I remember 1967. That was the year I asked Diane Knutson to my first high school dance. Vietnam was kicking into high gear that year and the Miracle Mets were still two seasons away from finding a miracle. Man had yet to walk on the moon, and you could buy a nice house with a white picket fence for $15,000 and a firm handshake.

``In the Heat of the Night'' won the Academy Award for best picture, Jim Ryun set a new world record in the mile run (3 minutes, 51.1 seconds), and the Green Bay Packers beat the Kansas City Chiefs, 35-10, in the first Super Bowl.

Gary Beban won the Heisman Trophy that year, Johnny Unitas was voted the NFL's most valuable player, and Roberto Duran, a little 15-year-old bantamweight out of Panama City, broke into the grown-up world of prize fighting with a four-round win over Carlos Mendoza on March 8.

Seven presidents, 32 World Series, (remember the strike), 34 Super Bowls, 100,000 right hands and 34 years later, 50-year-old Roberto Duran isn't so little any more, and he's still fighting, though maybe only Duran himself can tell you why.

Maybe Duran thinks prize fighting is like selling insurance or working at the post office. You do it until someone forces you into retirement, until the boss pulls you aside one afternoon and tells you to quit coming to work, that it's time to retire.

Roberto. Quit going to work. It's time to retire. Fighting isn't like sorting mail or explaining term life to newlyweds. The consequences of a bad day are a little more severe. And in the fight game, your skills begin to diminish about the time you have to start shaving every day. At 40, you're half the fighter you were at 20. At 50, the only reason you should be climbing into the ring is to shake someone's hand, wave to the crowd or tell someone else how to fight.

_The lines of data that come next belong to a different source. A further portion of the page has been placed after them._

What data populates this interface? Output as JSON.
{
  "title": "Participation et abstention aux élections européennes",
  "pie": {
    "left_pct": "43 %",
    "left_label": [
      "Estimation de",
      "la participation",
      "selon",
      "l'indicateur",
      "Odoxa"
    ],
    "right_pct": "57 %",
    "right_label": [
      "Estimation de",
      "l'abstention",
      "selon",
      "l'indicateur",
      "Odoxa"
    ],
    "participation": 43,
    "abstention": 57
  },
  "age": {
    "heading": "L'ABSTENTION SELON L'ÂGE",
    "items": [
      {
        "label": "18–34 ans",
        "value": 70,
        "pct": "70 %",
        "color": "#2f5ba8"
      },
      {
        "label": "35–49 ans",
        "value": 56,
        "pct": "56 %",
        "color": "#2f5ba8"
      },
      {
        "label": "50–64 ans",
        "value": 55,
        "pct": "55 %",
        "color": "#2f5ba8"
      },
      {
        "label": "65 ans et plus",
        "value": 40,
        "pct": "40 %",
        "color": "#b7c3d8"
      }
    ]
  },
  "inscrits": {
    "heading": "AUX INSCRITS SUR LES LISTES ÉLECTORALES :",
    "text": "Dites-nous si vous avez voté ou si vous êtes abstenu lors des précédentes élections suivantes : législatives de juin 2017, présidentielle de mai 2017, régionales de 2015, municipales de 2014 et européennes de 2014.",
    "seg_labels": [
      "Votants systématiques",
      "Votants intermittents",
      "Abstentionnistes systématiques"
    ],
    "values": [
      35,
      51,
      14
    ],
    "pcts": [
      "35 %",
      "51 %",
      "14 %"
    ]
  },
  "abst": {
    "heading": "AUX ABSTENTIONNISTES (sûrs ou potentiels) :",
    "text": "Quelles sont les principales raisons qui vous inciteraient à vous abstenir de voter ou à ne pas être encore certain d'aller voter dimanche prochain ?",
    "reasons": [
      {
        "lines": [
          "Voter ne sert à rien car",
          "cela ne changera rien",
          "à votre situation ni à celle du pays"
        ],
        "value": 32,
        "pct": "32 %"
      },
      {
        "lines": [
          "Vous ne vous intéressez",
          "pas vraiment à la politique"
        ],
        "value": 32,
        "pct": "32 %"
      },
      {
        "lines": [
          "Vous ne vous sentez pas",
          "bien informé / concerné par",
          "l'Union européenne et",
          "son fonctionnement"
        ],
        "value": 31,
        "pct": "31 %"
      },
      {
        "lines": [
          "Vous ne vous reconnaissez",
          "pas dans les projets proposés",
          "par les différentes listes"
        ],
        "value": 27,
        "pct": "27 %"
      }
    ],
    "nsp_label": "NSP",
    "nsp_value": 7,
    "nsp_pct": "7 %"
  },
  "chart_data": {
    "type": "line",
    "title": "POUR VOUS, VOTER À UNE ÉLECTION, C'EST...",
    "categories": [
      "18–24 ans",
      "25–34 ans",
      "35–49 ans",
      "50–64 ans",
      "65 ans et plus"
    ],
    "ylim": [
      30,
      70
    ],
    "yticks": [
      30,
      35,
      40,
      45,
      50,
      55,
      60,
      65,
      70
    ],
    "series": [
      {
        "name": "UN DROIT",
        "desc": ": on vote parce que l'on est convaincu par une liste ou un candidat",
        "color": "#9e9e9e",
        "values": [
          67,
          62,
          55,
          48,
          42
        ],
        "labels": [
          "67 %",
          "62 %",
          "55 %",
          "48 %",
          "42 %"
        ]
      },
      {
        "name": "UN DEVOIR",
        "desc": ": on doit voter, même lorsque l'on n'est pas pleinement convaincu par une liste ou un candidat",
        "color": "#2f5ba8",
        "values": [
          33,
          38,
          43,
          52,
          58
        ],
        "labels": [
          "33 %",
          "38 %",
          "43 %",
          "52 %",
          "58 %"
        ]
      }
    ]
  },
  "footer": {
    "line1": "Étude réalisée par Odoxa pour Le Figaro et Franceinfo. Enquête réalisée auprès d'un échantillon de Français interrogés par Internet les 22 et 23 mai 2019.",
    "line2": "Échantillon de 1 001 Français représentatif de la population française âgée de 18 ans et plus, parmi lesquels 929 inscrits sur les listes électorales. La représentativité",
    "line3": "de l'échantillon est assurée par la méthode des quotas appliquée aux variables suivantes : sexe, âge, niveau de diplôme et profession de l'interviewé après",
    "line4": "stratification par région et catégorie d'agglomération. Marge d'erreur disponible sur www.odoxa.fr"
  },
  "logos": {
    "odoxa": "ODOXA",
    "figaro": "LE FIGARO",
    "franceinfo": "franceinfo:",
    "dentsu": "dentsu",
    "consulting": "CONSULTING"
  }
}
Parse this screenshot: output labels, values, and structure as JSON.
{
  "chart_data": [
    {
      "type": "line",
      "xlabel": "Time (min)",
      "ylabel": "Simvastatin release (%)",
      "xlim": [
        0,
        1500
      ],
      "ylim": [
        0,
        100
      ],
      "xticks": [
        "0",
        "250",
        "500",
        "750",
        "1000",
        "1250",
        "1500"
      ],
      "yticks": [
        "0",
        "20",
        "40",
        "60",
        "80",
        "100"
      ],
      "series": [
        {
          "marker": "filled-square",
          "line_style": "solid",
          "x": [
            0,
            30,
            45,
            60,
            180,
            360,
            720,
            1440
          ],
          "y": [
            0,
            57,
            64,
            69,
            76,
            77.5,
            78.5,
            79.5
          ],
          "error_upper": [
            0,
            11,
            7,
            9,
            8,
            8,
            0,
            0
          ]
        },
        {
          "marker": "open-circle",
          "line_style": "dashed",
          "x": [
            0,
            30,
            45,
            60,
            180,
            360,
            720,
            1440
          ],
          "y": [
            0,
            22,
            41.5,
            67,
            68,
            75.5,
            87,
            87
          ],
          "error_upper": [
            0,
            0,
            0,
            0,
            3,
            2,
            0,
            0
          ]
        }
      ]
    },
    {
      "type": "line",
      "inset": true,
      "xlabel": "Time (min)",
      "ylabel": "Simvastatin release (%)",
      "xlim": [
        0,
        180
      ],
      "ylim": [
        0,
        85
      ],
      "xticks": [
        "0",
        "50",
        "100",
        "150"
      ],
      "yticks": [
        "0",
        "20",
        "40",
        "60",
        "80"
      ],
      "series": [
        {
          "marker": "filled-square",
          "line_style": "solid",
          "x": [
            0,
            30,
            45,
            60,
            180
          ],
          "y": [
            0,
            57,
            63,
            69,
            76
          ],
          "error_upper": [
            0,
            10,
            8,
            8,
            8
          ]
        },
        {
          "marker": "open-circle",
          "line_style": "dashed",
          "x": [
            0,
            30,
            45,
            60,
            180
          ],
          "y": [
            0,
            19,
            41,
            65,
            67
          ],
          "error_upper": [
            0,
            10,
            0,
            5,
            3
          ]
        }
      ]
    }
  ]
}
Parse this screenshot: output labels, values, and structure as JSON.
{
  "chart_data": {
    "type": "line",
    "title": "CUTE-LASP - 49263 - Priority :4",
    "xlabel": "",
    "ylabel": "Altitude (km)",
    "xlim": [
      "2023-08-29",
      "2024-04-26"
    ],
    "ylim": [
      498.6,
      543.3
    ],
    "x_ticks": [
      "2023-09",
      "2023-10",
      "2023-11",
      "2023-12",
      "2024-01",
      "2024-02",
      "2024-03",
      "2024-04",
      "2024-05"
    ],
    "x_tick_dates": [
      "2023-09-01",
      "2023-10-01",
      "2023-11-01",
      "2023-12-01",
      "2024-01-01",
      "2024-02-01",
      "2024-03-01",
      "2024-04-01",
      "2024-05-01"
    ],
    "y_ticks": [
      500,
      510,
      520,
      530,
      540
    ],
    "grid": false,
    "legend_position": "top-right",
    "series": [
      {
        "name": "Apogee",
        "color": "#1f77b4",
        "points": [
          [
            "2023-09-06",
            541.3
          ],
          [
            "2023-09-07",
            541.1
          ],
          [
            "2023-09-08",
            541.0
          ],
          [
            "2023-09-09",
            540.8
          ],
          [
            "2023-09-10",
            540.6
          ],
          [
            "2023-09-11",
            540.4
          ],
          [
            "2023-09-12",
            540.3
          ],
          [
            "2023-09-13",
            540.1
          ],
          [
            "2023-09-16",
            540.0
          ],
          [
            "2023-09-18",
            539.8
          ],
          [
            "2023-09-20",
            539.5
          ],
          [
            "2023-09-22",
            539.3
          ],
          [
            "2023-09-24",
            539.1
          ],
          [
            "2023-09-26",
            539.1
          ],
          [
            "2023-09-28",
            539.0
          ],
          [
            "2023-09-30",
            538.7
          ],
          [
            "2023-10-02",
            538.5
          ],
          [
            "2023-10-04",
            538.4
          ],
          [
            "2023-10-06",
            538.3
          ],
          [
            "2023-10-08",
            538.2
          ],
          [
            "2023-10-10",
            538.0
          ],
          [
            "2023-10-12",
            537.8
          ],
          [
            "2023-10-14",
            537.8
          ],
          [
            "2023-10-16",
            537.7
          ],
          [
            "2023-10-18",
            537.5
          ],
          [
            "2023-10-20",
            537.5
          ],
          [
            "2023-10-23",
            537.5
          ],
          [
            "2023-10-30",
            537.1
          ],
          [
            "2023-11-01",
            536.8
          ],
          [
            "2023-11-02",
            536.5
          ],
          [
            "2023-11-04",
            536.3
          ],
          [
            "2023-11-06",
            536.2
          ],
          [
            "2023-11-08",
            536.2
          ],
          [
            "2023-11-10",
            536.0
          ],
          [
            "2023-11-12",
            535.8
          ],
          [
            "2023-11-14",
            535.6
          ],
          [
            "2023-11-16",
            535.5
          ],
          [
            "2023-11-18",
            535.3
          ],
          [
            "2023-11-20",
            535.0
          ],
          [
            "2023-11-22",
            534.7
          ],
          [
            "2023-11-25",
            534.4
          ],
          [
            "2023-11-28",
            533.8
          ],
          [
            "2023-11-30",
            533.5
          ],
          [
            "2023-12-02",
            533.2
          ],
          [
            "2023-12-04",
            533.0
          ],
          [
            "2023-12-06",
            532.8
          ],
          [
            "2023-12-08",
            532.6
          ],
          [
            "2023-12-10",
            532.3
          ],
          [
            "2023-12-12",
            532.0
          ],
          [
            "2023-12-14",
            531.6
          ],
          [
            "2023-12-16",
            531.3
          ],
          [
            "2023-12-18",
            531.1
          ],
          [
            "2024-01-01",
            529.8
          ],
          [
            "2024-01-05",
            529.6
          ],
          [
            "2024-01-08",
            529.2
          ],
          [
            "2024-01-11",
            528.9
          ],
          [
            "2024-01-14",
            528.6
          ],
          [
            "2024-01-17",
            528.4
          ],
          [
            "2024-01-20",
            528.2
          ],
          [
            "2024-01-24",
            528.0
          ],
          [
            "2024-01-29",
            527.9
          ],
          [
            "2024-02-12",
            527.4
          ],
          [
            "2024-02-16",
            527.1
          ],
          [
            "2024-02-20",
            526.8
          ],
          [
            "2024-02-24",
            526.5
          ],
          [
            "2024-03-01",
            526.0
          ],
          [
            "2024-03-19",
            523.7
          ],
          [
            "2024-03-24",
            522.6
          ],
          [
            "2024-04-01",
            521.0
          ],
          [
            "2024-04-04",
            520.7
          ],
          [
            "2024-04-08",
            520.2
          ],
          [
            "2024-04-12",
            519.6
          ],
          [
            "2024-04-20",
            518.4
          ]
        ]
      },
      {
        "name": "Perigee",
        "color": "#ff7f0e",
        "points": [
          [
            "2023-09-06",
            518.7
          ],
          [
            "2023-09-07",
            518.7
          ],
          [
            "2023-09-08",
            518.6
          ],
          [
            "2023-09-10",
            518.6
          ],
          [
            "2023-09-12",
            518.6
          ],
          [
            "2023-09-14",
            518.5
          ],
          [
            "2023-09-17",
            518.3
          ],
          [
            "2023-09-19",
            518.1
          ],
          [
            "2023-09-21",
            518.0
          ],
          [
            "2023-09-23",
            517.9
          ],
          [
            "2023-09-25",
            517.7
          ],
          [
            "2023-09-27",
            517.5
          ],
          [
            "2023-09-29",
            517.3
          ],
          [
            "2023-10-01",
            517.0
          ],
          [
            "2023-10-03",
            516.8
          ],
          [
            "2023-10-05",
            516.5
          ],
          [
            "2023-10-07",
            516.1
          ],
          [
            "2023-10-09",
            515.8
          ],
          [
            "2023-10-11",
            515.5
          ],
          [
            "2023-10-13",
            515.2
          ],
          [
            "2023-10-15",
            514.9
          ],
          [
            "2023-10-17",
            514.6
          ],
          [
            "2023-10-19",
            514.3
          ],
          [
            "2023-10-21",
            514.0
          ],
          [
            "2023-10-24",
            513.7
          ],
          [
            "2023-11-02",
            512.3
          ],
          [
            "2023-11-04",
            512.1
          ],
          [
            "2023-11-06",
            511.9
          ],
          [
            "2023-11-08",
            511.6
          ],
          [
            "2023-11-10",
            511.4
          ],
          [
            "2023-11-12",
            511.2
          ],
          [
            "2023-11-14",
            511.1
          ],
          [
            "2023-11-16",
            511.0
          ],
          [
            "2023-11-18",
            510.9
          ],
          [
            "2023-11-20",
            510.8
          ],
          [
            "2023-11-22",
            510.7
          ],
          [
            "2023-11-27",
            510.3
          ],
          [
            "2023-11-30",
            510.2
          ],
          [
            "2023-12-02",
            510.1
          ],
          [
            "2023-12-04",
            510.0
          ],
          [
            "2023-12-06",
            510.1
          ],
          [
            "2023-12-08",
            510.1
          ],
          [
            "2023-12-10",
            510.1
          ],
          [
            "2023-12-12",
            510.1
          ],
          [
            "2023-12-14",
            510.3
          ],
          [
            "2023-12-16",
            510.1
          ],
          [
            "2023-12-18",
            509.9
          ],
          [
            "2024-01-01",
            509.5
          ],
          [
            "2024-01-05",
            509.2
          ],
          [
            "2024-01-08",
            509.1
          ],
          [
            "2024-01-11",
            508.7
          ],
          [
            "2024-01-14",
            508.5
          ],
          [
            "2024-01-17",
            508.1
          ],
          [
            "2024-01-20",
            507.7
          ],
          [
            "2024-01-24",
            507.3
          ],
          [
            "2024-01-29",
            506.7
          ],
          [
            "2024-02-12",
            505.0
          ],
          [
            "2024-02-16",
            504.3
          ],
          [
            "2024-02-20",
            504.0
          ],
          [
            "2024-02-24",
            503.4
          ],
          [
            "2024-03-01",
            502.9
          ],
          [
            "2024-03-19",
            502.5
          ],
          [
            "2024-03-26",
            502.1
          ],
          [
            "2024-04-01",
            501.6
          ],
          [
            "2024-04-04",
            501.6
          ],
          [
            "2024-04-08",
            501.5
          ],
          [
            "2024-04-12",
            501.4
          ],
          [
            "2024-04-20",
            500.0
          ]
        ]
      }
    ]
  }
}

It's like this. I'd like to meet Sandy Koufax, but I'd rather talk to him about pitching than watch him try to do it.

Duran's 34-year career continues next month when he fights another dinosaur - 39-year-old Hector Camacho - on July 14 in Denver at the Pepsi Center.

You've got to hand it to these two. They want to keep playing until it's too dark to see the ball, until mom turns on the porch light and tells them it's time to come in.

They're like your Uncle Fred who stops by to visit and stays. He was great to have around for awhile, the funniest guy on the block, but the same jokes are growing old and now you wish he'd just go home.

How do you tell a man who doesn't know any other way of life that his services are no longer needed? How do you tell him his skills have slipped and all he's doing now is making everyone forget how beautiful his work was 25 years ago?

Maybe you don't. Maybe you just smile and let the man go on with his life, let him earn a buck any legal way he can, hope he doesn't hurt himself.

But eventually, people are going to realize they're watching a shadow of what used to be, and that won't be enough. Eventually, commissions are going to quit okaying 50-year-old fighters, and then it will be over. That's the boss pulling you aside and telling you to go home.

I don't know whether to laugh at Duran's fight with Camacho or shake my head, whether to think of it as high comedy or tragicomedy. These are two of the biggest names in boxing in the past 20 years, two of the sport's greatest fighters, but they just won't let go of the tail, won't turn the tiger loose, even though it quit growling a long time ago.